We feature three stories where the narratives drive the main character over an edge into wild, bizarre, seemingly uncharacteristic extreme behaviour. Suhit Kelkar’s, ‘There’s Another Way’, explores an illicit love affair at the very beginning of its existence. The emotional pressures that each of the characters feels, compounded by the lies and secrecy surrounding their meeting, and most of all, the schism in their expectations leads to a dramatic escalation in his response to the situation. In Michelle D’costa’s examination of the loneliness, the resident hopefulness, and the burgeoning interest in body and sexuality of an earnest and relatively naive young woman, the reader is taken to a festival in a women’s college in Bangalore.
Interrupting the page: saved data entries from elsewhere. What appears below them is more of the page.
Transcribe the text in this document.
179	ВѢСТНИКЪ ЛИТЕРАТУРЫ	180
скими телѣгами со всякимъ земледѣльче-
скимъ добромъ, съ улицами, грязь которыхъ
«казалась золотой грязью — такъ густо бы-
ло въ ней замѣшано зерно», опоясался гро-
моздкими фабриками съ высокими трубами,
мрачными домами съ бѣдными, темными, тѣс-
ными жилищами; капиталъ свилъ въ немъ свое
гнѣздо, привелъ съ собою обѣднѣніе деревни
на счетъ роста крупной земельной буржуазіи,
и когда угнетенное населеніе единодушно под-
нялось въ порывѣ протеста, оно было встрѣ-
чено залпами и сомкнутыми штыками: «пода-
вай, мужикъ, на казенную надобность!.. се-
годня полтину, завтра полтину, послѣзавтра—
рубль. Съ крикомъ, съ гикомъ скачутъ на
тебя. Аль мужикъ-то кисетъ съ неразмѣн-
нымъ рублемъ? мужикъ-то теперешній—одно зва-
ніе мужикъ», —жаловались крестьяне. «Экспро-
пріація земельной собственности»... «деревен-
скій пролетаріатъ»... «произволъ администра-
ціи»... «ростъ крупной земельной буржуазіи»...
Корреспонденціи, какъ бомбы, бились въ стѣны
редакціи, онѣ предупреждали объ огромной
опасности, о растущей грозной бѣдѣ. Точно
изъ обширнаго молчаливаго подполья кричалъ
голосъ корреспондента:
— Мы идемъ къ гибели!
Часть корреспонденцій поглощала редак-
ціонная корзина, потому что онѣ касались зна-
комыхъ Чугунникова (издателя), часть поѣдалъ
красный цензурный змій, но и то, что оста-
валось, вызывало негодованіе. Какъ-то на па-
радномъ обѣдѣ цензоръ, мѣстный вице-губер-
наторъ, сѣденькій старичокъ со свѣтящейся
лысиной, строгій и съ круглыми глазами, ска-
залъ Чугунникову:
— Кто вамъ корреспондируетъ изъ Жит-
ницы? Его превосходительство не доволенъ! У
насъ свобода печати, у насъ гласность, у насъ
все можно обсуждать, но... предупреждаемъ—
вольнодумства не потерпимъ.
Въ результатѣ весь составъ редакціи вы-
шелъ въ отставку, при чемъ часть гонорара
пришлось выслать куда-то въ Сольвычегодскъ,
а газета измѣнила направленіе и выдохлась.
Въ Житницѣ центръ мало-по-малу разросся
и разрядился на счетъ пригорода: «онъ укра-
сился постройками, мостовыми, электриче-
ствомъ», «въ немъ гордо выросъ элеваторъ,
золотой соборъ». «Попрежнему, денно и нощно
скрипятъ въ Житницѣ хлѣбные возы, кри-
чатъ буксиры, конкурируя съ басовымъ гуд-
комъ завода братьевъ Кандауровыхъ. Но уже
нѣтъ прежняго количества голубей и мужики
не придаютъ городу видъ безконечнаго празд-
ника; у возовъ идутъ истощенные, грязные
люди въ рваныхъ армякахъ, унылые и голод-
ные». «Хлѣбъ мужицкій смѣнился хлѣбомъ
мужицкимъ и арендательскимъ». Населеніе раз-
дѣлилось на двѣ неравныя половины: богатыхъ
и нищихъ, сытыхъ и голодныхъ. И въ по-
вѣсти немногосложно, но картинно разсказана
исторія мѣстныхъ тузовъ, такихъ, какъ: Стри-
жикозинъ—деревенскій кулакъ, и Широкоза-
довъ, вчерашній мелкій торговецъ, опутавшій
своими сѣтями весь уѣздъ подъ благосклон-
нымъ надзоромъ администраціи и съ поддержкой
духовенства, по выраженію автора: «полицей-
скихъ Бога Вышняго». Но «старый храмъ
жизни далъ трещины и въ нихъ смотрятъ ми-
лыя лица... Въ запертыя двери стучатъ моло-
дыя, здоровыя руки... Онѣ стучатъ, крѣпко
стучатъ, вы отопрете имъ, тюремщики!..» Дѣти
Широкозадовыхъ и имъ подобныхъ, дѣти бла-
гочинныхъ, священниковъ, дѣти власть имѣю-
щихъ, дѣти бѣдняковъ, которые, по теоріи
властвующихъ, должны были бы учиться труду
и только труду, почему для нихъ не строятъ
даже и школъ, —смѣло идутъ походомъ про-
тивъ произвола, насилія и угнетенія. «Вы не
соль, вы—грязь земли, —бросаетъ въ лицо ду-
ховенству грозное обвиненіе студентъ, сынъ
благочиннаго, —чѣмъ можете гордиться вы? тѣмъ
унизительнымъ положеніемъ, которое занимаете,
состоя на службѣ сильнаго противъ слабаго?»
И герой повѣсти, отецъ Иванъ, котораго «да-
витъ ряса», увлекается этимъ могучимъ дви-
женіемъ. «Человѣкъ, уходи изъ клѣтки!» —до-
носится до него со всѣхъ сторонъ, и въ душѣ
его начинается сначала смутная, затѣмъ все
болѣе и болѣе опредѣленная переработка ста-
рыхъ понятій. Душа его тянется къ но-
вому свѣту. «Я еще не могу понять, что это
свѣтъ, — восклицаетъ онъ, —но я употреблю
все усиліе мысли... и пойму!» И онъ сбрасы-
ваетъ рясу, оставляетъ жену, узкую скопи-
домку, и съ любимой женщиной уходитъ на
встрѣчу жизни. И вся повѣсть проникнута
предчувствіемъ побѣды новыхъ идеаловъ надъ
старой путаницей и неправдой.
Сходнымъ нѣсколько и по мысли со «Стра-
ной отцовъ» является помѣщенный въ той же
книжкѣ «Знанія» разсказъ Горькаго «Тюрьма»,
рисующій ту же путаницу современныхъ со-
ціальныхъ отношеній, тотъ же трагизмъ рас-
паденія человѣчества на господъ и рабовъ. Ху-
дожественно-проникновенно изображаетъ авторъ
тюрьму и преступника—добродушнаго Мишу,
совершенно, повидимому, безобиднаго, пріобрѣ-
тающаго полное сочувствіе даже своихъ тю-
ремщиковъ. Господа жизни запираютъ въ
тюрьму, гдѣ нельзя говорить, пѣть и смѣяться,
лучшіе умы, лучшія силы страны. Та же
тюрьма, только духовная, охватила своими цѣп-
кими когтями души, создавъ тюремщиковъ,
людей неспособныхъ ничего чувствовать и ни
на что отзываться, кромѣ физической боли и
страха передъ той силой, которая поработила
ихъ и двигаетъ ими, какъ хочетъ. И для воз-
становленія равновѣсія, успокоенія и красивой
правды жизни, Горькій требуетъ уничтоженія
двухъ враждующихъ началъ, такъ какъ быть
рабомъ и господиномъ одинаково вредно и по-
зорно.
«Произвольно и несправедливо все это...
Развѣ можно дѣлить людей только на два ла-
Titled ‘The Guy Who Could Dance’, the passing, often deliberate small cruelties that are directed at a newcomer, an outsider to the fold and the inherent anxieties that beset her – ‘He will find out you are a virgin, you haven’t even kissed a guy’ – culminate in a response that she does not know she has in her. ‘Dom Teotónio’ is a historical story, set in Goa by Maria Elsa Da Rocha, one of the last writers who wrote in Portuguese, and translated by Paul Melo e Castro. It recounts the preparation for and wedding of a young nobleman. Opening a window both into the lives of the privileged Portuguese gentry of the past and the relationship between different communities in the region, it ends in a dramatic confrontation evoking satisfying sounds of the crashing of swords and the shattering of glass.
Two of the remaining stories in the issue deal with the limit by not quite arriving at it. Saritha Rao-Rayachoti gives us a story of separation, and the potential of reunion told from the point of view of a young woman looking back at her childhood. The power of this story – that conjures aromas as triggers of memory so strongly that the reader can almost experience them – is that it steers clear of drama and draws the reader towards the edge of emotional fulfilment without quite getting there. Mariya Salim’s ‘Burning’ is a story of domestic abuse and marital rape. The protagonist, the abused wife, never quite confronts the abuse or her abuser for what it is. Rather, she circles, like many in our society, around the situation, justifying the actions of her husband and making excuses for him. Will her understanding of the balance of society ever tip?
The last story in this issue of Out of Print 38, ‘Piece of the Moon’ by Vismay Harani is an unlikely one of adventure and heroism. Young love, an errant lover distracted by his telescope, an ultimatum – a demand for a ‘piece of the moon’ as a proof of true love are the ingredients that make up this warm, sweet, human tale of love.
The extraordinary artwork, a 2015 site specific intervention using gold leaf in Shyam Bazaar, Dhaka, that speaks to every story in the issue, is by Ayesha Sulatana.